Rigby46 I think you comment of "pathetic" to Roses was bloody rude angry

Jalima1108 Wed 19-Jul-17 21:12:45

I was going to say this left me speechless; however, not for long!

Do you know the parents of the child whose cap it was? Can you have a word with them and perhaps go together to the HT and report what happened? The little lad may never get his hat back again as the nasty father will probably make sure his child doesn't take it into school again, but at least the other parents and the school will be aware of the incident and on the alert to make sure that this kind of thing doesn't keep re-occurring.

What a vile and nasty man - unfortunately there seem to be more and more of these aggressive people around these days. You were very brave, but I think you should pass the problem over now to the other parents and the school.

rosesarered is right, the school will probably not follow this up but they should be made aware - if they are not aware of this family already.
What an example to set for your child - stealing is OK!

Rigby46 Wed 19-Jul-17 21:14:49

Think what you want phoenix. Couldn't care less.Rar is perfectly capable of looking after herself and fwiw given how gilly described his behaviour, imo, it was pathetic to think he would be 'shamed'.OK?

rosesarered Wed 19-Jul-17 21:21:39

I bet they will be aware of this family ( the school) but they will be loathe to investigate a matter like this.
Actually I do think that Gilly shamed the pair , which is why the man stuffed the hat in his pocket, swore and walked off.
There is no proof that the hat was stolen ( sounds like it was) but think the onus is on the parents of the polite boy to follow up or not.
Gilly you have done your duty already.smile

Devorgilla Wed 19-Jul-17 21:27:07

Gillybob, you did the right thing in trying to solve the situation in an amicable way. Unfortunately this parent does not sound like someone open to sensible suggestions.

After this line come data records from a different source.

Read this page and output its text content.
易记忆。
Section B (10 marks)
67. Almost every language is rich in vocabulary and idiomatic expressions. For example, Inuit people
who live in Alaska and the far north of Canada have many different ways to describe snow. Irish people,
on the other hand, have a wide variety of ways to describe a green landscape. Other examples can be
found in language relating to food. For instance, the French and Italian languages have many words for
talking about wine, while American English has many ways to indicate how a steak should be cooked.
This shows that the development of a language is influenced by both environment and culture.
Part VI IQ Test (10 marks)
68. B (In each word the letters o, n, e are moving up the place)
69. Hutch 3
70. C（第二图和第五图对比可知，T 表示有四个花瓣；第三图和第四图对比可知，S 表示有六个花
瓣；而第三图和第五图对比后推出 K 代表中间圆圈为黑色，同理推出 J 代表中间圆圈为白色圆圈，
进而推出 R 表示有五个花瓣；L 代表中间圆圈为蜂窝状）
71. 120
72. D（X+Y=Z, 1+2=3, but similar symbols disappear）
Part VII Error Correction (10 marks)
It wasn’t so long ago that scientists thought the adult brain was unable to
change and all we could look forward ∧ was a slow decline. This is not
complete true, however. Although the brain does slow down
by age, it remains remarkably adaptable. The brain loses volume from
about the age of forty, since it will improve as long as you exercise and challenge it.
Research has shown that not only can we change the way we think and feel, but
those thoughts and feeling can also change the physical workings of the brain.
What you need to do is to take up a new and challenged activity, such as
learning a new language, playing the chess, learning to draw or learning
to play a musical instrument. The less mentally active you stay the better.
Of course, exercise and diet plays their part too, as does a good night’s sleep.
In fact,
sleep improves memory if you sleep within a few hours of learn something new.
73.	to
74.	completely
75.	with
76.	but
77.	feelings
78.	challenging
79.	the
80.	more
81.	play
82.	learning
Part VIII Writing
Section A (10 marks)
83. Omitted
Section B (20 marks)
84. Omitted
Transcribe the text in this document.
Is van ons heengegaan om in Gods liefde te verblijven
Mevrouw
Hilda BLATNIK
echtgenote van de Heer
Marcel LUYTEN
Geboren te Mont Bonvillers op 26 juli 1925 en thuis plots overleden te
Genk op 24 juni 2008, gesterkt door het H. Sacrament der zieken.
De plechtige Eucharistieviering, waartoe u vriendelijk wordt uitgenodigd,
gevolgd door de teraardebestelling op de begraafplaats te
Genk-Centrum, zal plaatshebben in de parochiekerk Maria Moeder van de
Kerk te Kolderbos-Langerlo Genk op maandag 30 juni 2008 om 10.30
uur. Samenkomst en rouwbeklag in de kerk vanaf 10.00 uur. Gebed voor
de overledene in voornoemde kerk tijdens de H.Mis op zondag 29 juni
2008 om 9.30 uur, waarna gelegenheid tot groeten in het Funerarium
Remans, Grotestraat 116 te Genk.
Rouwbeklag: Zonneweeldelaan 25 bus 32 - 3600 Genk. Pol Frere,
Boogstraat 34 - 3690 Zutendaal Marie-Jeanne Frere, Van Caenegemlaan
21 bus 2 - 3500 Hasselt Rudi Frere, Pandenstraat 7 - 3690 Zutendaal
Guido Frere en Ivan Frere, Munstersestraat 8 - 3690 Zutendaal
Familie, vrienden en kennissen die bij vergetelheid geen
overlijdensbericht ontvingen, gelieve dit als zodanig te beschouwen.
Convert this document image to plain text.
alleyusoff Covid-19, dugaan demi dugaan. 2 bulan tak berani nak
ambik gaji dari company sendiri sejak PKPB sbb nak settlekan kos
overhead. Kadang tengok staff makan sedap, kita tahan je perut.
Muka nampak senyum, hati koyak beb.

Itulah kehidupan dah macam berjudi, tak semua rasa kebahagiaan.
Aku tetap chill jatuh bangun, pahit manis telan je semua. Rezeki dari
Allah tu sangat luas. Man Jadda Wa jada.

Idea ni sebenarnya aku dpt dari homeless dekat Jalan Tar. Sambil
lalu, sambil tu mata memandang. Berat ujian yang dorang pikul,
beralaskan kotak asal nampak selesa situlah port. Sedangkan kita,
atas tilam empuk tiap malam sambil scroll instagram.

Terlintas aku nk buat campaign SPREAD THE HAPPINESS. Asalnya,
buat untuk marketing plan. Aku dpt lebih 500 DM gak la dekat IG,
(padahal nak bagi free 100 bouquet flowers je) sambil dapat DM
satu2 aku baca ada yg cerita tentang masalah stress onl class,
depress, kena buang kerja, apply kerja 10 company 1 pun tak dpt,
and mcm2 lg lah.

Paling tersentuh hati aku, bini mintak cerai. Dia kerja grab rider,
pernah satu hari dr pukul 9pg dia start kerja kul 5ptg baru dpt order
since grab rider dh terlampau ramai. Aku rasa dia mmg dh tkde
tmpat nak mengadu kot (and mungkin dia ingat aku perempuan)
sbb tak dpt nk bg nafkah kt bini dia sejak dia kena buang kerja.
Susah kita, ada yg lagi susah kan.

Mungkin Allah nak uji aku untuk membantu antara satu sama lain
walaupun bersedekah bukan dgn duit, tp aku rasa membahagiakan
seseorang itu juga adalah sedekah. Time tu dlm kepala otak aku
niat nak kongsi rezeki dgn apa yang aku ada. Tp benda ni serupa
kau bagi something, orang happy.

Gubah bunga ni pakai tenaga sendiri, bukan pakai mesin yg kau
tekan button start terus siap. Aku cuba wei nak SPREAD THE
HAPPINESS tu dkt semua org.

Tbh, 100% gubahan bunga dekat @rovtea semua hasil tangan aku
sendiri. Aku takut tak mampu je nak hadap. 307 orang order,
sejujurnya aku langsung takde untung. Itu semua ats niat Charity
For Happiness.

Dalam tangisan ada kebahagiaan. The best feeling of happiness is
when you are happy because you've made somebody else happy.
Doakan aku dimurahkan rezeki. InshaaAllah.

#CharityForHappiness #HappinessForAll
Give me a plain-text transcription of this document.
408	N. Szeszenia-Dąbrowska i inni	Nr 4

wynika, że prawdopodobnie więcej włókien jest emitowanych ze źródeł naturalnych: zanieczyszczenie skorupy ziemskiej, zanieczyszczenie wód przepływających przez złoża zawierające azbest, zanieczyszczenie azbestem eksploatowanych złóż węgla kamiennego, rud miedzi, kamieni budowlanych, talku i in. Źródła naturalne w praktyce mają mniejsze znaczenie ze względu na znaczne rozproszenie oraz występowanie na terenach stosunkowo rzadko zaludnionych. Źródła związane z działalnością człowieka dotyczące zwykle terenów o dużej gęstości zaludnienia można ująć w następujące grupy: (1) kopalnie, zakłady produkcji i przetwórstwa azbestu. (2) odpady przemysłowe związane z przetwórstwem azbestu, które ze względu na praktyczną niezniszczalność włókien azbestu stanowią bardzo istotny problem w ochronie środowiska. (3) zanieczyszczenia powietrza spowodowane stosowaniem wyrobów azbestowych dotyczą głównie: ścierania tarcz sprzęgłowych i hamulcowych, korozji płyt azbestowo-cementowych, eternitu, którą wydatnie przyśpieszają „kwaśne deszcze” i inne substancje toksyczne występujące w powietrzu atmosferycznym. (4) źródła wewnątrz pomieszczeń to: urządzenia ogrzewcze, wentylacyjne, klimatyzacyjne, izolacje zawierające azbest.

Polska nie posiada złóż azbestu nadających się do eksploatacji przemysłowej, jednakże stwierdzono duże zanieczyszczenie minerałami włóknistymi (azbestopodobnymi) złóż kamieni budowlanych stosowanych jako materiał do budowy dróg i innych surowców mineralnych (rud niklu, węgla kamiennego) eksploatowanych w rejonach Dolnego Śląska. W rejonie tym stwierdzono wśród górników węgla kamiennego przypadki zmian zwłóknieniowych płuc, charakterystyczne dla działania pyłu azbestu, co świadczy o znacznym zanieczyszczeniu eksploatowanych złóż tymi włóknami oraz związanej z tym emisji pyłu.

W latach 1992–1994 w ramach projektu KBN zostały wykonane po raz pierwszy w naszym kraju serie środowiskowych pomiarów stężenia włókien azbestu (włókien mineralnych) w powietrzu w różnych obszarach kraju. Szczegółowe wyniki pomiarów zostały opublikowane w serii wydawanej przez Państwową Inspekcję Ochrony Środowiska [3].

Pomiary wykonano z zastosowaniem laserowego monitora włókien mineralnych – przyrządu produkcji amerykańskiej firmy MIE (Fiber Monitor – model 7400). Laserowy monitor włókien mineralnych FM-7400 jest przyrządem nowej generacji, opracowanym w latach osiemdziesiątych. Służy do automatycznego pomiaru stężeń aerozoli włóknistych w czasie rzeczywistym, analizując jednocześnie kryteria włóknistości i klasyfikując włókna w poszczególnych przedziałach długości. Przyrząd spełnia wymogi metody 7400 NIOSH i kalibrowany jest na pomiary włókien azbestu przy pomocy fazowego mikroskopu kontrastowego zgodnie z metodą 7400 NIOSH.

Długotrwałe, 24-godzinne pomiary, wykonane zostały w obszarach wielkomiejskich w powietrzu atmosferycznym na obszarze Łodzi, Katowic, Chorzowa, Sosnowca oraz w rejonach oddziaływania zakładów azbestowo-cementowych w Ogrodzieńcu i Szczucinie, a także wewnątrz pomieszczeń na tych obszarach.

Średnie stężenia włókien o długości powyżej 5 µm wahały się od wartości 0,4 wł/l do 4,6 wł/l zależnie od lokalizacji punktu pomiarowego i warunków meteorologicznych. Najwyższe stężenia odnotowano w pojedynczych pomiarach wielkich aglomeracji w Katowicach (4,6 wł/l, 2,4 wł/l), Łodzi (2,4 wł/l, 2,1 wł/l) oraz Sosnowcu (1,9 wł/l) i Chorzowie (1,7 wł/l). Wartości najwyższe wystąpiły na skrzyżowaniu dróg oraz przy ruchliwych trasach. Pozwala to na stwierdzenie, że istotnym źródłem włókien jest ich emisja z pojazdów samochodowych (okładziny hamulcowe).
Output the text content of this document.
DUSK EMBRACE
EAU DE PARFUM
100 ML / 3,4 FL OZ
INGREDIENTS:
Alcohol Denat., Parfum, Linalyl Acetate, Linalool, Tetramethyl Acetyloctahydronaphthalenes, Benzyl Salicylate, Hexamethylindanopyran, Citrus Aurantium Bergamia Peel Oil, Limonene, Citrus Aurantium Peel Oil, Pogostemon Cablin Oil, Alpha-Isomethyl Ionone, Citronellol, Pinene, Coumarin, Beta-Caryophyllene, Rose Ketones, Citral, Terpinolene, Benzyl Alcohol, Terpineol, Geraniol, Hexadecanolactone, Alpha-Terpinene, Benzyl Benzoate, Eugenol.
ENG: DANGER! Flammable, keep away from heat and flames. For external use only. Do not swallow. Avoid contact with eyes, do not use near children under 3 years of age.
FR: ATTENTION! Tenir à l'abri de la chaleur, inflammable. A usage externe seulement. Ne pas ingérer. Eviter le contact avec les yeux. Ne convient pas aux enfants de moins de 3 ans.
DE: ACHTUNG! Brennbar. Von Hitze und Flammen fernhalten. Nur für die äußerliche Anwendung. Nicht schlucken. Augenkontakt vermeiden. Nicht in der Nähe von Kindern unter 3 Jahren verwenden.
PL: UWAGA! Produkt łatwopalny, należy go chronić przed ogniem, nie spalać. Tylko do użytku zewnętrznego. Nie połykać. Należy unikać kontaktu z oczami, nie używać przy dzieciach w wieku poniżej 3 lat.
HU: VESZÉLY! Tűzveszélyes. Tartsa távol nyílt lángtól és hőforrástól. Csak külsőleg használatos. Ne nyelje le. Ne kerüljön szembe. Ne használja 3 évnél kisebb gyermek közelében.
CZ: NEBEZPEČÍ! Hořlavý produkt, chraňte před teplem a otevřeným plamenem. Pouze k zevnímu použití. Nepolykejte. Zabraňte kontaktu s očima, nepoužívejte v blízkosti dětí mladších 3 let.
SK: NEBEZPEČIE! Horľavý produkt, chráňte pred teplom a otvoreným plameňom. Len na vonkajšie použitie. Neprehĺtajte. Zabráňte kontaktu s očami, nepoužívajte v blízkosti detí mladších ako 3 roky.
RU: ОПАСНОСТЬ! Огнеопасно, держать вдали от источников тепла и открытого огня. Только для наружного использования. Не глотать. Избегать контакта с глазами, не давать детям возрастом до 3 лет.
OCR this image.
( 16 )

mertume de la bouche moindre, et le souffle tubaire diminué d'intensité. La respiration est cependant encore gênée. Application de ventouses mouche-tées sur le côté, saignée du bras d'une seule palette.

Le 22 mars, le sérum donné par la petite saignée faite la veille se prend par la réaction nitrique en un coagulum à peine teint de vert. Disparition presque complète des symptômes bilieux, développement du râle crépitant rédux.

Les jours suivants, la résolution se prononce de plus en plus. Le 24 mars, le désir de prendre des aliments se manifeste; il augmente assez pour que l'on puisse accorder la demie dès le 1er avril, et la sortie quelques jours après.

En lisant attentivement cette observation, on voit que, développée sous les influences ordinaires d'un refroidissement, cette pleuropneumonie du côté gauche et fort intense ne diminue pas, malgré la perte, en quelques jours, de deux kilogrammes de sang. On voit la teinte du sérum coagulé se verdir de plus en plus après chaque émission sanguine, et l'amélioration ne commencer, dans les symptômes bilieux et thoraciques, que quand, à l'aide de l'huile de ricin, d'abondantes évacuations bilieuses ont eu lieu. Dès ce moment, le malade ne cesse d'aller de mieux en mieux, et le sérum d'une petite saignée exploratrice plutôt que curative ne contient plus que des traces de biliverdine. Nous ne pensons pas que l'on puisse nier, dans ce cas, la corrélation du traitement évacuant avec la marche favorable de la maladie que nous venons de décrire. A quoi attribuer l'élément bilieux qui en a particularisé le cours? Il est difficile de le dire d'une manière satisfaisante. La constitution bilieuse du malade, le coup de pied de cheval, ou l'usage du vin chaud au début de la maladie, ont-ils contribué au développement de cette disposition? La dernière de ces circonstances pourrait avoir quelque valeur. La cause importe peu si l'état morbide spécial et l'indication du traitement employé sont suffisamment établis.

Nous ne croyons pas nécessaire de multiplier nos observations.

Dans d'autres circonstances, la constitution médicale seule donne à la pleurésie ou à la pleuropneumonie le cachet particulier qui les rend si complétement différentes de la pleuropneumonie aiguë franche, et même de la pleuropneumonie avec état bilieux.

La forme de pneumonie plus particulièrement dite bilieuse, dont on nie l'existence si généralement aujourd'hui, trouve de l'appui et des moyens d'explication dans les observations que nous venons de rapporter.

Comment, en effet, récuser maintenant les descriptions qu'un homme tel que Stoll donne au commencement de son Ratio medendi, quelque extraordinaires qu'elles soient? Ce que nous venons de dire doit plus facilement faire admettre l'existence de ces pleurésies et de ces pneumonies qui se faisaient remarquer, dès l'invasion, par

As a retired teacher I do think you should mention it privately to one of the Senior staff or class teacher of the boys if you know who that is if only to make someone aware of what happened in case it carries over to the classroom between the boys. I would then leave the staff to deal with it.
Again, as a retired teacher, I would strongly recommend that children are encouraged/taught not to take to school anything of value, financial or sentimental, that they do not want to lose. It is very, very difficult to get property back unless you saw it being taken and knew exactly to whom it belonged in the first place. Hours of teachers' time is wasted on this. The mantra should be to never take to school anything you hold dear. Sad reflection of our times.

phoenix Wed 19-Jul-17 22:48:31

Message deleted by Gransnet. Here's a link to our Talk Guidelines.

phoenix Wed 19-Jul-17 22:49:38

OK, before it gets reported, I withdraw some of that post.

Chewbacca Thu 20-Jul-17 00:07:47

phoenix I think you know the answer to that one!

Eloethan Thu 20-Jul-17 01:29:45

It's shocking that a parent would behave in such a way. It is very upsetting for the little chap whose cap was stolen - and all credit to him for trying to deal with the matter himself.

I think I would reserve some sympathy for the other boy who I doubt will ever be described as "lovely and very polite" because his "role model" in life is a bullying, obnoxious father who encourages thieving.

I think well done to you gillybob for trying to put this right. You did the very best that you could do and, although I understand how much it has upset you, I'm not sure that much more can be done. I imagine the teachers are already aware of the family situation.